Obligation kinds rendered
The catalog emits obligation rows under these kind values (shown in the
Obligations tab distribution and the NOTICE):
attribution— reproduce copyright / author notices.notice— include the license text / NOTICE file with redistributions.source-disclosure— make source available (scope per the table above).copyleft— keep the derivative / conveyed work under the same license.modifications— mark and document changed files.patent— the license's express patent grant and its termination terms.
By license category
The obligation set tracks the allowed | conditional | forbidden categories
(the same vocabulary as license policies):
| Category | Typical obligations |
|---|---|
| Allowed (permissive) | Attribution + license-text inclusion. Apache-2.0 adds NOTICE-file propagation, a modification notice, and a patent grant. Public-domain dedications (0BSD, CC0-1.0, Unlicense, WTFPL) carry no obligations. |
| Conditional (weak copyleft) | Attribution + library-scoped source disclosure + modification notices; LGPL adds a relink/replace right for the library; MPL/EPL/CDDL add an express patent grant. |
| Forbidden (strong copyleft / source-available) | Whole-program source disclosure + same-license copyleft + modification notices; AGPL/SSPL extend the duty to network/service use; BUSL is source-available with a use restriction until its Change Date. |
Examples
| License | Attribution | License text | Patent grant | Source disclosure | Same license |
|---|---|---|---|---|---|
| MIT | yes | yes | no | none | no |
| Apache-2.0 | yes | yes | yes | none | no |
| BSD-3-Clause | yes | yes | no | none | no |
| LGPL-2.1 | yes | yes | no | library | no |
| GPL-3.0 | yes | yes | yes | library | yes |
| AGPL-3.0 | yes | yes | yes | network | yes |
| SSPL-1.0 | yes | yes | no | network | yes |
Unknown and compound licenses
- An unknown / custom SPDX id (for example an ORT
LicenseRef-*) produces no obligations — it is skipped rather than guessed. - A compound expression (
MIT OR GPL-3.0-only,Apache-2.0 WITH LLVM-exception) resolves to the union of the obligations of every recognised operand.

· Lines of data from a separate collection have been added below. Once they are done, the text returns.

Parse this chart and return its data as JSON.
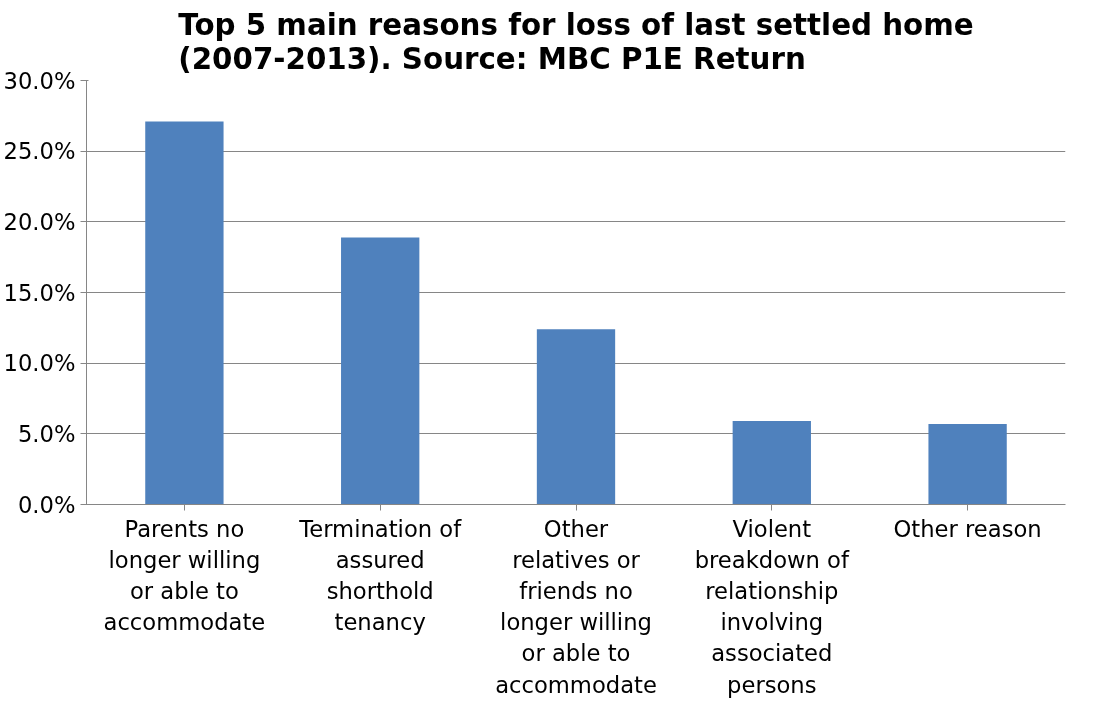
{
  "chart_data": {
    "type": "bar",
    "title": "Top 5 main reasons for loss of last settled home\n(2007-2013). Source: MBC P1E Return",
    "categories": [
      "Parents no longer willing or able to accommodate",
      "Termination of assured shorthold tenancy",
      "Other relatives or friends no longer willing or able to accommodate",
      "Violent breakdown of relationship involving associated persons",
      "Other reason"
    ],
    "values": [
      27.1,
      18.9,
      12.4,
      5.9,
      5.7
    ],
    "color": "#4f81bd",
    "ylim": [
      0,
      30
    ],
    "yticks": [
      {
        "value": 0,
        "label": "0.0%"
      },
      {
        "value": 5,
        "label": "5.0%"
      },
      {
        "value": 10,
        "label": "10.0%"
      },
      {
        "value": 15,
        "label": "15.0%"
      },
      {
        "value": 20,
        "label": "20.0%"
      },
      {
        "value": 25,
        "label": "25.0%"
      },
      {
        "value": 30,
        "label": "30.0%"
      }
    ],
    "grid": "y"
  }
}
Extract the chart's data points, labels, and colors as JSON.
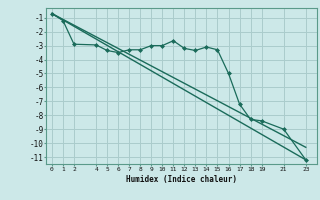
{
  "xlabel": "Humidex (Indice chaleur)",
  "bg_color": "#cce8e8",
  "grid_color": "#aacccc",
  "line_color": "#1a6b5a",
  "xticks": [
    0,
    1,
    2,
    4,
    5,
    6,
    7,
    8,
    9,
    10,
    11,
    12,
    13,
    14,
    15,
    16,
    17,
    18,
    19,
    21,
    23
  ],
  "yticks": [
    -1,
    -2,
    -3,
    -4,
    -5,
    -6,
    -7,
    -8,
    -9,
    -10,
    -11
  ],
  "ylim": [
    -11.5,
    -0.3
  ],
  "xlim": [
    -0.5,
    24.0
  ],
  "line1_x": [
    0,
    23
  ],
  "line1_y": [
    -0.7,
    -11.2
  ],
  "line2_x": [
    0,
    23
  ],
  "line2_y": [
    -0.7,
    -10.3
  ],
  "line3_x": [
    0,
    1,
    2,
    4,
    5,
    6,
    7,
    8,
    9,
    10,
    11,
    12,
    13,
    14,
    15,
    16,
    17,
    18,
    19,
    21,
    23
  ],
  "line3_y": [
    -0.7,
    -1.2,
    -2.9,
    -2.95,
    -3.35,
    -3.5,
    -3.3,
    -3.3,
    -3.0,
    -3.0,
    -2.65,
    -3.2,
    -3.35,
    -3.1,
    -3.3,
    -5.0,
    -7.2,
    -8.3,
    -8.4,
    -9.0,
    -11.2
  ],
  "figsize": [
    3.2,
    2.0
  ],
  "dpi": 100
}
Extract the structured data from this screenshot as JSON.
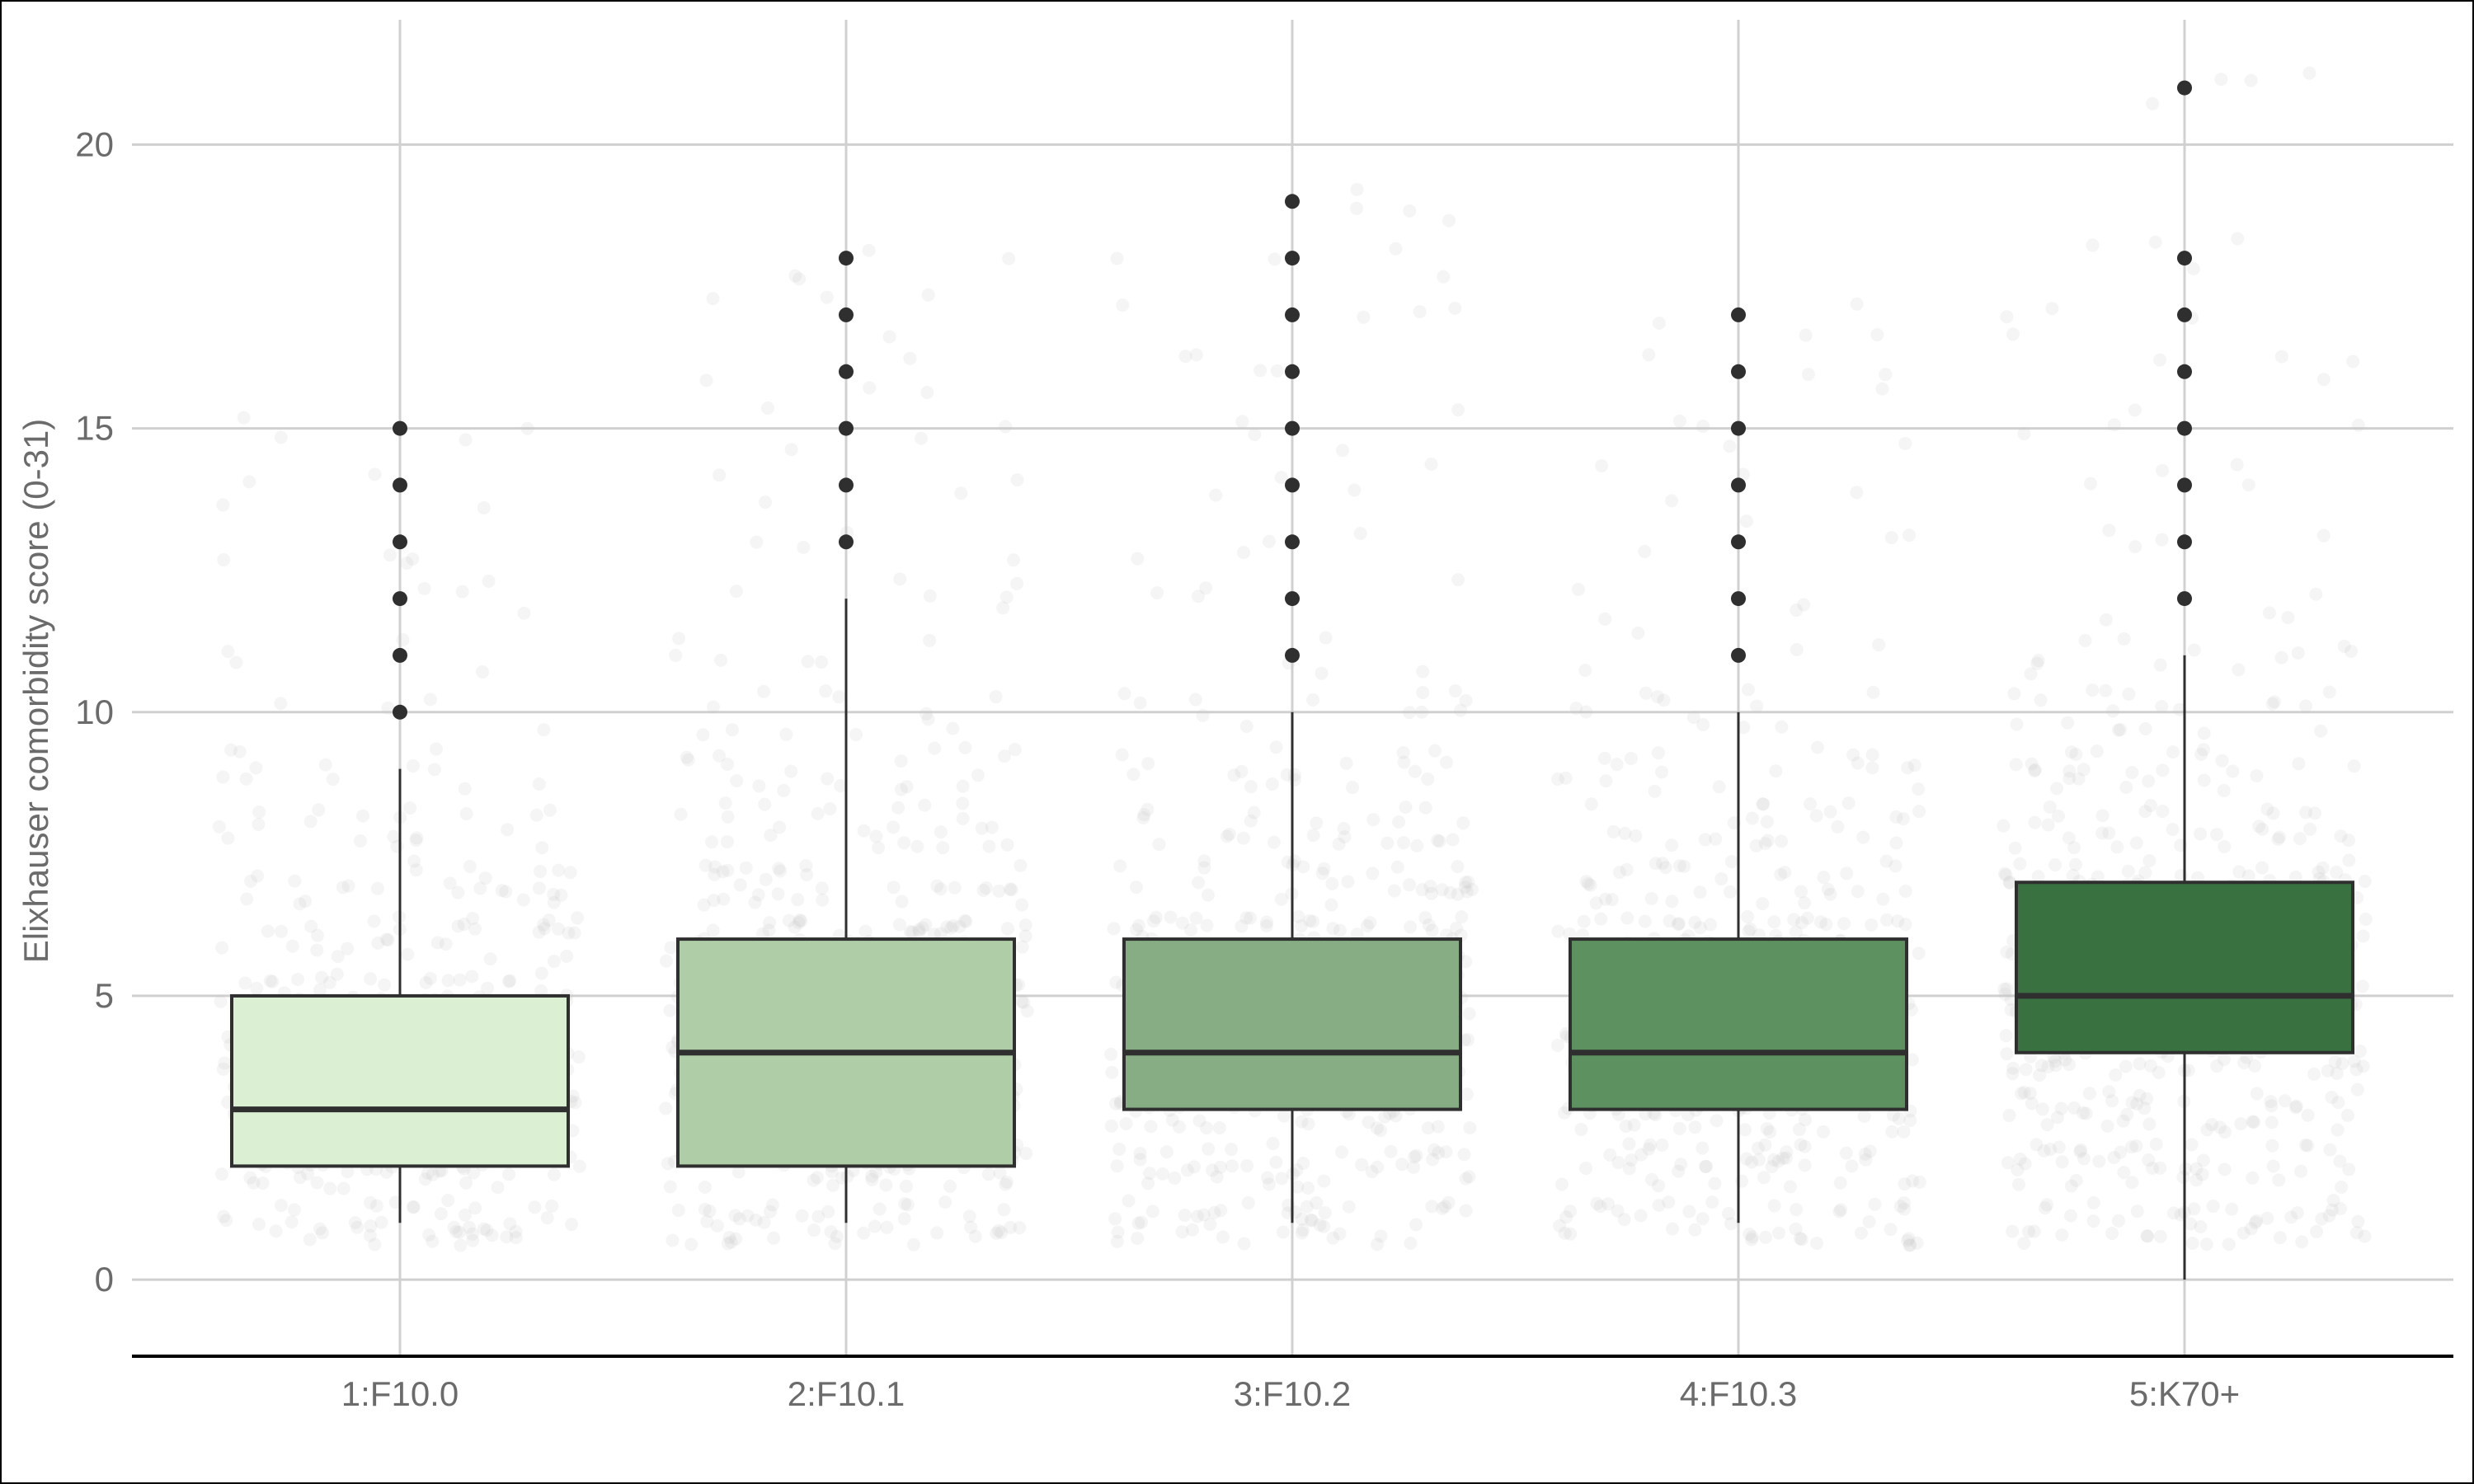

This is the safe compliance default: you must satisfy whatever any constituent license demands. Unrecognised operands are ignored.
Where it surfaces
- Obligations tab — one row per
(license, obligation kind)observed in the project's latest scan, with a per-kind distribution chart. - NOTICE file — each credited license renders its obligations (attribution, source disclosure, patent, …) instead of an empty placeholder, in text, Markdown, or HTML.